Tools Overview¶
Tools are specialized FlowForge nodes that provide agentic capabilities -- discrete, well-scoped actions that AI agents (and workflows) can invoke to interact with the outside world. Each tool wraps a real-world capability (file I/O, shell execution, web search, browser automation, etc.) behind a consistent action-based interface with strict safety controls.
How Tools Work¶
Every tool node follows the same pattern:
- Accept an
actionstring that selects the operation (e.g.readFile,search,execute). - Accept action-specific parameters via the input schema.
- Enforce security constraints defined in the tool's config schema before executing anything.
- Return a structured output with a
successboolean.
Tools are defined with defineNode() from @flowforgejs/sdk and live under the tools/ namespace (e.g. tools/filesystem, tools/shell).
Available Tools¶
| Tool | Library | Key Actions | Safety Controls |
|---|---|---|---|
| Filesystem | Node.js fs/promises |
readFile, writeFile, editFile, listDirectory, searchFiles, fileInfo, moveFile, copyFile, deleteFile, createDirectory, grep | Directory scoping, path traversal blocking, read-only mode |
| Shell | execa | execute, script | Command allowlist, regex blocklist (7 defaults), cwd restrictions, timeout, output truncation |
| Code Interpreter | E2B (cloud sandbox) | execute, installPackages | Full VM isolation, sandbox timeout, output truncation |
| Web Search | duck-duck-scrape | search, searchNews, searchImages | Result limit cap, safe search levels |
| Web Scrape | cheerio + fetch | fetch, extract, extractLinks, extractMetadata | Domain allow/block lists, protocol validation, response size limit |
| Git | simple-git | clone, status, diff, log, commit, branch, checkout, add, push, pull, stash, tag | Directory scoping, read-only mode, push requires explicit opt-in |
| Browser | puppeteer-core | navigate, screenshot, click, type, evaluate, extractText, pdf | Domain restrictions, no bundled browser (must provide endpoint) |
| Document Parser | pdf-parse + built-in | parsePdf, parseJson, parseCsv, parseText | Directory scoping, file size limit |
| Math | mathjs | evaluate, simplify, derivative, convert | Precision control, function allowlist |
| Human Approval | Built-in (control node) | Pause and wait for human decision | Timeout, auto-approve for dev, auto-reject for CI |
Integration with AI Agents¶
The defining feature of FlowForge tools is that any tool node can be automatically converted into an agent tool using the nodeAsAgentTool() function from @flowforgejs/engine.
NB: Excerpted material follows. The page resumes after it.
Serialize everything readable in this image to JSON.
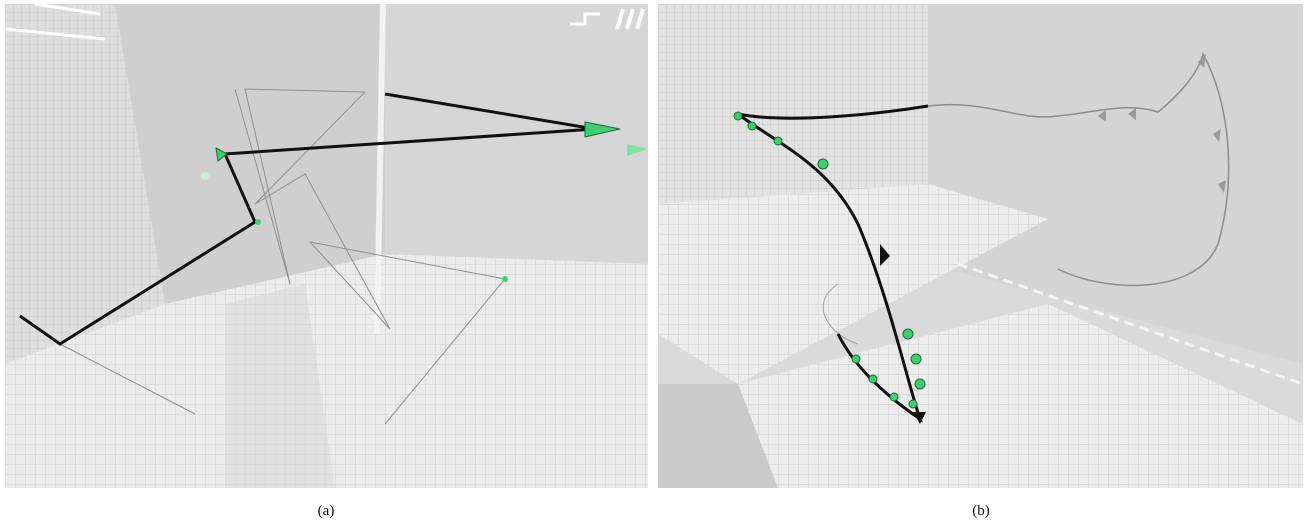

This means an AI agent node can call any tool during its reasoning loop, just like a native function call.
import { filesystemNode, shellNode } from '@flowforgejs/nodes';
import { nodesToAgentTools } from '@flowforgejs/engine';
// Convert existing nodes into agent-callable tools
const tools = nodesToAgentTools({
filesystem: filesystemNode,
shell: shellNode,
});
// Pass to an agent node definition
const agent = defineAgentNode({
name: 'dev-agent',
tools,
// ...
});
The conversion preserves:
- Description -- used by the LLM to decide when to invoke the tool.
- Input schema -- used by the LLM for structured parameter generation.
- Handler -- the actual execution logic, run with an empty config by default.
Safety Philosophy¶
Every tool in FlowForge is designed with defense-in-depth:
- Scoping -- Filesystem, Git, and Document Parser tools restrict access to explicitly listed directories. Shell restricts working directories. Web Scrape and Browser restrict domains.
- Allowlists over blocklists -- Where possible, tools default to denying access unless explicitly permitted (e.g.
allowedCommands,allowedDomains,allowedDirectories). - Blocklists as a safety net -- Shell and Web Scrape also maintain blocklists to catch dangerous patterns even when allowlists are relaxed.
- Read-only modes -- Filesystem and Git offer a
readOnlyflag that prevents all mutation operations. - Resource limits -- Timeouts, output truncation, and file size caps prevent runaway consumption.
- Explicit opt-in for dangerous operations -- Git push requires
allowPush: true. Shell defaults to blockingrm -rf /,mkfs, fork bombs, andcurl | sh.
Agent tools run with empty config
When a tool is used via nodeAsAgentTool(), it runs with an empty config object ({}). This means directory scoping, read-only guards, and other config-based restrictions are not applied unless you wrap the tool with explicit config injection. Always configure tools properly when exposing them to agents in production.